Jede Teilmenge $E$ der Ergebnismenge $\Omega$ wird somit als Ereignis betrachtet. Folgende Sonderfälle sind dabei möglich:
- $E = \emptyset$: Die leere Menge beschreibt ein unmögliches Ereignis.
- $E = \Omega$: Die Ergebnismenge beschreibt ein sicheres Ereignis.
- $E = \{e\}$ mit $e \in \Omega$: Eine einelementige Menge beschreibt ein Elementarereignis und entspricht einem Ergebnis.
Wahrscheinlichkeiten von Ereignissen
Eine Wahrscheinlichkeitsfunktion $P$ in einem Wahrscheinlichkeitsmodell legt die Wahrscheinlichkeiten zunächst nur für die Ergebisse aus der Ergebnismenge $\Omega$ fest. Die Wahrscheinlichkeitsfunktion $P$ lässt sich aber direkt auf Ereignisse ausweiten.
Für ein Ereignis $E = \{e_1, ..., e_k\}$, das aus den Ergebnissen $e_1, ..., e_k$ besteht, ergibt sich die Wahrscheinlichkeit $P(E)$, indem die Wahrscheinlichkeiten der zugehörigen Ergebnisse aufaddiert werden.

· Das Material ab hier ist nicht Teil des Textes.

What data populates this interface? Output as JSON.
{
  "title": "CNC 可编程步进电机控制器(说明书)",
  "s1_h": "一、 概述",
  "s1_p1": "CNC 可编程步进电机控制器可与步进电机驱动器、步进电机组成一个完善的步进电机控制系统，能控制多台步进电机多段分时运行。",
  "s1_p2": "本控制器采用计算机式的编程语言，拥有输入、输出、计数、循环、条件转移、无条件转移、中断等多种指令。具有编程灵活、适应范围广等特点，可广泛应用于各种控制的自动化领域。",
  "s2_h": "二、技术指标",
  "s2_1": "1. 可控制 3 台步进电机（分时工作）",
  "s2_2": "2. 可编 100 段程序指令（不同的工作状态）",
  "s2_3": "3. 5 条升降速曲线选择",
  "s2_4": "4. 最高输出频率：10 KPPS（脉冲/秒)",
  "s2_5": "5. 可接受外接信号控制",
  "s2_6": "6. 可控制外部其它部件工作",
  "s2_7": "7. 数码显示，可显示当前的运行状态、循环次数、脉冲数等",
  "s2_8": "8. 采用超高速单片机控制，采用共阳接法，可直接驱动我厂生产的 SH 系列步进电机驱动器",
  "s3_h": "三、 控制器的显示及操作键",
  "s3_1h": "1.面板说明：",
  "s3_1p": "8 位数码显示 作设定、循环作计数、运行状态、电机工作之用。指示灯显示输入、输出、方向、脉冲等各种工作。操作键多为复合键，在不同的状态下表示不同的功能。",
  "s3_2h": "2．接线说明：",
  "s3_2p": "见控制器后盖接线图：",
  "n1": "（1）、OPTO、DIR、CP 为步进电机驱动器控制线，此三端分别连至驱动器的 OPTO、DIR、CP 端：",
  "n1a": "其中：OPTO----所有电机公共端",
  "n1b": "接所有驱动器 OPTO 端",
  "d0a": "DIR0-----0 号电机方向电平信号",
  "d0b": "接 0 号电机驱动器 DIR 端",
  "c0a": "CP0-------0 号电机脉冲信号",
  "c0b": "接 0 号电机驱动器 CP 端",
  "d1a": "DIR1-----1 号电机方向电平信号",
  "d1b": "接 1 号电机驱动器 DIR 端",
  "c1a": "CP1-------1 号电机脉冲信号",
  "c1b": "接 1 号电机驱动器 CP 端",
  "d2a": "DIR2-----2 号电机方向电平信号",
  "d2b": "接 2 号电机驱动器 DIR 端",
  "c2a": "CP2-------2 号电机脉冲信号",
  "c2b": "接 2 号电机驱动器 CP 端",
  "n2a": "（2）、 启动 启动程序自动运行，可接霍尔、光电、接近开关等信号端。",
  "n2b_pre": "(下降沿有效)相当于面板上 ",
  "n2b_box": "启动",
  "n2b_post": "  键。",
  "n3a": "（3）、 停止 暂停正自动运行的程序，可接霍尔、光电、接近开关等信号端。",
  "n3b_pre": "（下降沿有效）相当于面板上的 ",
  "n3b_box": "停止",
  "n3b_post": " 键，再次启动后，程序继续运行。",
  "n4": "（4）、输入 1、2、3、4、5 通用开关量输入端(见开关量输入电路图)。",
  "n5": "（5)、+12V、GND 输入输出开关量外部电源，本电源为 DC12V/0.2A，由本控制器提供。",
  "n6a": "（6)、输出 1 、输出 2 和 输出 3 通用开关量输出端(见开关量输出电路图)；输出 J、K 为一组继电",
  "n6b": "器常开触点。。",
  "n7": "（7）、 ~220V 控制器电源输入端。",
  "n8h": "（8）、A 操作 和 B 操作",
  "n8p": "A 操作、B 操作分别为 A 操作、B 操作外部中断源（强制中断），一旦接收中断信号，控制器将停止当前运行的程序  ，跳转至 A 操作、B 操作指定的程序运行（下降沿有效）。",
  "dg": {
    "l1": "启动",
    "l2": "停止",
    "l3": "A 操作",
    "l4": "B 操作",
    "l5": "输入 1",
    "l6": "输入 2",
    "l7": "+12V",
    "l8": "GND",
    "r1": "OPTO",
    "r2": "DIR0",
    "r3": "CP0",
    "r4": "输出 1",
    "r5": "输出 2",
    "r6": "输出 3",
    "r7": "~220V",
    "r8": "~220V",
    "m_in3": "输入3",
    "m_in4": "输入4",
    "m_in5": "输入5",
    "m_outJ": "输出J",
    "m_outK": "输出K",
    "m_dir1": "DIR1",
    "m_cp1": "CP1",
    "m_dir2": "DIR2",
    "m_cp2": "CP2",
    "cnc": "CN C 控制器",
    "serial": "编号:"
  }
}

$P(E) = P(e_1) + ... + P(e_k)$
Dieses Vorgehen ist sinnvoll: Wahrscheinlichkeiten sind (von Menschen gesetzte) Zahlen, die erwartete relative Häufigkeiten bei langen Versuchsreihen beschreiben. Die relative Häufigkeit eines Ereignisses $E = \{e_1, ..., e_k\}$ erhalten wir, indem wir die relativen Häufigkeiten der Ergebnisse $e_1, ..., e_k$ aufaddieren. Wir übertragen somit die Additivität bei relativen Häufigkeiten auf die entsprechenden Wahrscheinlichkeiten.

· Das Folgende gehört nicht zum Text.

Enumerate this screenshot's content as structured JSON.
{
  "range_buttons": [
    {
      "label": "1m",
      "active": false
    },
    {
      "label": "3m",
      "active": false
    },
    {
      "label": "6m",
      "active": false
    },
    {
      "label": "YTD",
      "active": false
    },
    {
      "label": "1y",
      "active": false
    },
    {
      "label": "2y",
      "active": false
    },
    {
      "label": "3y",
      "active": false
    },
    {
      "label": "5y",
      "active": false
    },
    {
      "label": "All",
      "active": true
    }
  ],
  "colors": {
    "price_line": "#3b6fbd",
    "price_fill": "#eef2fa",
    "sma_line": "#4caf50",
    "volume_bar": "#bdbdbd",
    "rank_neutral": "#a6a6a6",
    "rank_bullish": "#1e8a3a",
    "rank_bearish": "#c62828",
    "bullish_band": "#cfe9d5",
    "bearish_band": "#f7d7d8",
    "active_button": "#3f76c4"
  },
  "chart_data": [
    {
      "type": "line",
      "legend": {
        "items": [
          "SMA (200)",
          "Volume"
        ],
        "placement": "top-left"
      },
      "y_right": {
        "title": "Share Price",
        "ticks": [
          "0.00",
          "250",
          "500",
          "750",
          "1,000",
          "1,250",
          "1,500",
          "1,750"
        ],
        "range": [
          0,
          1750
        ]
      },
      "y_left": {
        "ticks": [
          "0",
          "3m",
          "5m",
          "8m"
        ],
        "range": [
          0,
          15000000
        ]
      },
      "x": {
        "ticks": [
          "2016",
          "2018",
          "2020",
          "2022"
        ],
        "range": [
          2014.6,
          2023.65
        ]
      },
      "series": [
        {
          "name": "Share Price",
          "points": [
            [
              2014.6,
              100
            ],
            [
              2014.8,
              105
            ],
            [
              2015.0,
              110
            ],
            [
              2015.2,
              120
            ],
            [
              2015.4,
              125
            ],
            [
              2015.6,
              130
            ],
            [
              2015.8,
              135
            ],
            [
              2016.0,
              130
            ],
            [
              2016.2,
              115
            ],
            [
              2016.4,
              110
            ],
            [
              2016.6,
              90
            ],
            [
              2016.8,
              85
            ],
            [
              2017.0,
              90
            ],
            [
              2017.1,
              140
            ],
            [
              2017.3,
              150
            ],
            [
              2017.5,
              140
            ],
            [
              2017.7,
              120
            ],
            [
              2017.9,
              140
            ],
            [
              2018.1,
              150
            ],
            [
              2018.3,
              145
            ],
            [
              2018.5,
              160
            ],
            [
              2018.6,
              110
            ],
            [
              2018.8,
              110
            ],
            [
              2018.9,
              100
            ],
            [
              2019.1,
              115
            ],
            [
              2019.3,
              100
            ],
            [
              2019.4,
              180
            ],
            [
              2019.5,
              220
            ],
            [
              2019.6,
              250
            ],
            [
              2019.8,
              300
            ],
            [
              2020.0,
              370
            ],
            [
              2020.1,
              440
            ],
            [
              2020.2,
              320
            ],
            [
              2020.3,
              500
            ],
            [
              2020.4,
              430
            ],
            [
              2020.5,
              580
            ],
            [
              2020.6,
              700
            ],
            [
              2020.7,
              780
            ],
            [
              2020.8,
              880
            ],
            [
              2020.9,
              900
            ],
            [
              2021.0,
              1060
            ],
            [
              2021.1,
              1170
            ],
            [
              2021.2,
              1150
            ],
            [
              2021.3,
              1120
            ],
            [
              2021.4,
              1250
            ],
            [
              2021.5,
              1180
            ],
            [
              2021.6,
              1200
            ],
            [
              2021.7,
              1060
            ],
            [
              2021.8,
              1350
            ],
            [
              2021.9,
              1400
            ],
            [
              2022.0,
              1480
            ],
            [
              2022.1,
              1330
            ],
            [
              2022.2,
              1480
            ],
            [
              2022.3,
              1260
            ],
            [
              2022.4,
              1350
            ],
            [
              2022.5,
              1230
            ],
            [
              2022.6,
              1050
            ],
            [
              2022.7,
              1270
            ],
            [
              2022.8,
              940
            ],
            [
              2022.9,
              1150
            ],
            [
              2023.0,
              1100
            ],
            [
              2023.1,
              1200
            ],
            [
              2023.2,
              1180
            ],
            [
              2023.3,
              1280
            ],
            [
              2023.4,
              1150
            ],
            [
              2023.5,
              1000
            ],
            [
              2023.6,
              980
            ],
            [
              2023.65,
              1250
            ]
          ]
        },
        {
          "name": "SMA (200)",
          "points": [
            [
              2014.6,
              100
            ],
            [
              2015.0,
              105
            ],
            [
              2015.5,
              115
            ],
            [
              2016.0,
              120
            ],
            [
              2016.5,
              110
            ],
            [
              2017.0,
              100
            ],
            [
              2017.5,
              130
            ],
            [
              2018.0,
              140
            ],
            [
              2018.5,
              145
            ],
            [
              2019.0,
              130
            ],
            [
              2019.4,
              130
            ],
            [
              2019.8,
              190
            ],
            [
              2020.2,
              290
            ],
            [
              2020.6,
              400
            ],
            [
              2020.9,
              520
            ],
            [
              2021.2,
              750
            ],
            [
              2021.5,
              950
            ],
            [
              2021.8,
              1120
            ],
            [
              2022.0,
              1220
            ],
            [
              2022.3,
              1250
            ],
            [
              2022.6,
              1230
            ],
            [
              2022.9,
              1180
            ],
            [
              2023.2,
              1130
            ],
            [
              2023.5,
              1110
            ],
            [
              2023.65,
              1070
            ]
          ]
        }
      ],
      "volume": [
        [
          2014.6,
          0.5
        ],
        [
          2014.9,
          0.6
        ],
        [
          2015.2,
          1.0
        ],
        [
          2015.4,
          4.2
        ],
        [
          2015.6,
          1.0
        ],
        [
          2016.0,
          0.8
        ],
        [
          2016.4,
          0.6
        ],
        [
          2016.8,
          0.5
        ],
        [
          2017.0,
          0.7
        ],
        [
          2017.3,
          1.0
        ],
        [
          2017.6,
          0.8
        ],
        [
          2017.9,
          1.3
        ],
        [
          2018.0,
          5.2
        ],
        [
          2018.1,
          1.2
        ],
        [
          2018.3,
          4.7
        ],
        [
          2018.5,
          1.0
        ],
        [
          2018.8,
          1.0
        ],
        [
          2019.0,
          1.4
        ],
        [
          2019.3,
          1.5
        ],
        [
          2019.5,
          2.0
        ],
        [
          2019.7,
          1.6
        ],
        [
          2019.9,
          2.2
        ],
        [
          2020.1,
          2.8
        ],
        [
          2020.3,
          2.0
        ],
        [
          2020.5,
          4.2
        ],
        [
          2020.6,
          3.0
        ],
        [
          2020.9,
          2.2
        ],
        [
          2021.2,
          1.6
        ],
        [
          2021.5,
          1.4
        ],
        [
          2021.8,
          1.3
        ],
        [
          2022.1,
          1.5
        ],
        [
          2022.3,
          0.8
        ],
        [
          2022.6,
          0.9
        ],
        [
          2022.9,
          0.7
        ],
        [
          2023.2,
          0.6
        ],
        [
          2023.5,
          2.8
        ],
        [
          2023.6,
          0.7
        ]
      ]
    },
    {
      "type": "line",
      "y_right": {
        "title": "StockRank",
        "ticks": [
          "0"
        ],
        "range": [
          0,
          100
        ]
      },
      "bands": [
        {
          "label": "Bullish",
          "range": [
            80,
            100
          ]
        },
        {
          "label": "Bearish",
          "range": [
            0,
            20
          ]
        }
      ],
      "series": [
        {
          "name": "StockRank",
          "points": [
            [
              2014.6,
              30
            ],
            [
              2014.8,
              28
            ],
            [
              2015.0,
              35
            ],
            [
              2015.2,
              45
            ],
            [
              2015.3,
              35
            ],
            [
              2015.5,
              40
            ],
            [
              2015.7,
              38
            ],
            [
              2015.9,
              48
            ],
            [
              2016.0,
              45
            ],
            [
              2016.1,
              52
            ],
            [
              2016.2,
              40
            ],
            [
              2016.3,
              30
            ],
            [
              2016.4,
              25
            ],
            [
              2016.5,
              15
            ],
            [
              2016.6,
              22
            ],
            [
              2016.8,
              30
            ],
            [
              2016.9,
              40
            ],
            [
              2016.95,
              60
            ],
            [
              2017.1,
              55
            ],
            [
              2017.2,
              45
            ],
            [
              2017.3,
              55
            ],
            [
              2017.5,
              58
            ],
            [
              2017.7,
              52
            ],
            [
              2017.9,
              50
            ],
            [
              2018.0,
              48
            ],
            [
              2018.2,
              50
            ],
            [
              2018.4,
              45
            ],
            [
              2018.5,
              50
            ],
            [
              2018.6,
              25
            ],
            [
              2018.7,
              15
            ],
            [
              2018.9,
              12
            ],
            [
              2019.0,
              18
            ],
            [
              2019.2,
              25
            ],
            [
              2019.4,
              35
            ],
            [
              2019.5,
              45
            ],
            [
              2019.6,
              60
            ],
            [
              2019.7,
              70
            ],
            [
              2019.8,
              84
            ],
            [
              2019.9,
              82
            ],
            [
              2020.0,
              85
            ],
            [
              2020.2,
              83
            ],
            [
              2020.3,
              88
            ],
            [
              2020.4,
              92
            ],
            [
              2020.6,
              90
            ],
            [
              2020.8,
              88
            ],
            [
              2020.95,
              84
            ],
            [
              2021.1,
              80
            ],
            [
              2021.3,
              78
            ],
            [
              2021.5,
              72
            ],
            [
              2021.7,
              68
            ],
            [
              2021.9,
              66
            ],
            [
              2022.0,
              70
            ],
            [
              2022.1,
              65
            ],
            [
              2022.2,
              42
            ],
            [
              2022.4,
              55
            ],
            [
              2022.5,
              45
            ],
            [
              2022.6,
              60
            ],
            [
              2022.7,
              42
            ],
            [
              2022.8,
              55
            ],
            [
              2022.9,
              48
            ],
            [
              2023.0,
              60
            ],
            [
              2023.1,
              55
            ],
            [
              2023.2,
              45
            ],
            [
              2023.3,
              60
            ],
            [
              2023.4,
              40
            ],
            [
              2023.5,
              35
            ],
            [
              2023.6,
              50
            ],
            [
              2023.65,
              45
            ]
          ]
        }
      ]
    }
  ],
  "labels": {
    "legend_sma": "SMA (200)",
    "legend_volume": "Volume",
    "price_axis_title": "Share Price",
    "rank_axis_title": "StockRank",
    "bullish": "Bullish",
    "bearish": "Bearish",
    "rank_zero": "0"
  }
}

Wahrscheinlichkeiten von Ereignissen in Laplace-Modellen
In einem Laplace-Modell ist die Bestimmung der Wahrscheinlichkeiten von Ereignissen besonders einfach.

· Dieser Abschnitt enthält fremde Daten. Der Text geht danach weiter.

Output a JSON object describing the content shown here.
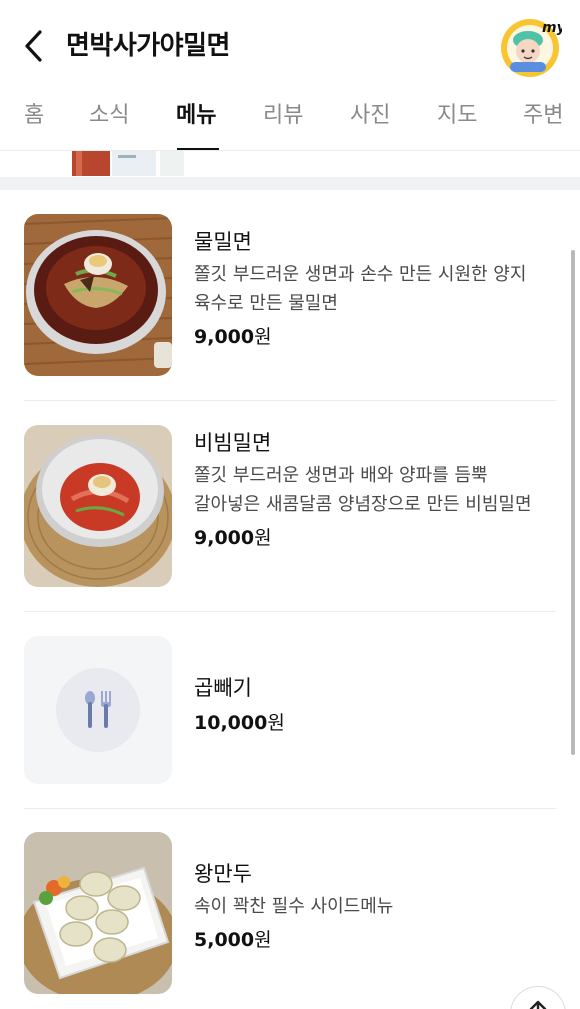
{
  "header": {
    "title": "면박사가야밀면",
    "my_label": "my"
  },
  "tabs": [
    {
      "label": "홈",
      "active": false
    },
    {
      "label": "소식",
      "active": false
    },
    {
      "label": "메뉴",
      "active": true
    },
    {
      "label": "리뷰",
      "active": false
    },
    {
      "label": "사진",
      "active": false
    },
    {
      "label": "지도",
      "active": false
    },
    {
      "label": "주변",
      "active": false
    }
  ],
  "menu": [
    {
      "name": "물밀면",
      "description": "쫄깃 부드러운 생면과 손수 만든 시원한 양지 육수로 만든 물밀면",
      "price": "9,000",
      "currency": "원",
      "image": "mulmilmyeon-photo"
    },
    {
      "name": "비빔밀면",
      "description": "쫄깃 부드러운 생면과 배와 양파를 듬뿍 갈아넣은 새콤달콤 양념장으로 만든 비빔밀면",
      "price": "9,000",
      "currency": "원",
      "image": "bibimmilmyeon-photo"
    },
    {
      "name": "곱빼기",
      "description": "",
      "price": "10,000",
      "currency": "원",
      "image": "utensils-placeholder-icon"
    },
    {
      "name": "왕만두",
      "description": "속이 꽉찬 필수 사이드메뉴",
      "price": "5,000",
      "currency": "원",
      "image": "wangmandu-photo"
    }
  ],
  "colors": {
    "active_tab": "#111111",
    "inactive_tab": "#8a8a8a",
    "divider": "#f1f2f4",
    "my_badge": "#f7c531"
  }
}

Wenn in einem Laplace-Modell die Ergebnismenge $\Omega$ aus $n$ Ergebnissen besteht, dann gilt für ein Ereignis $E$, das aus $k$ Ergebnissen besteht:
$P(E) = \displaystyle{\frac{k}{n}}$
Ergebnis oder Ereignis
Ob in einem Realitätsausschnitt eine bestimmte Situation als Ergebnis oder Ereignis eines Zufallsexperiments angesehen wird,
hängt von der gewählten Beobachtungsgröße bei der Modellierung ab.
Im oben gezeigten 2-Würfel-Augen-Modell werden die Augenzahlen der beiden geworfenen Würfel beobachtet.
Eine Situation wie z. B. die Summe der Augenzahlen beträgt ...
wird dann als Ereignis angesehen.
Möglich wäre es aber auch, beim Werfen der beiden Würfel direkt die Augensumme der beiden Würfel als Beobachtungsgröße zu wählen.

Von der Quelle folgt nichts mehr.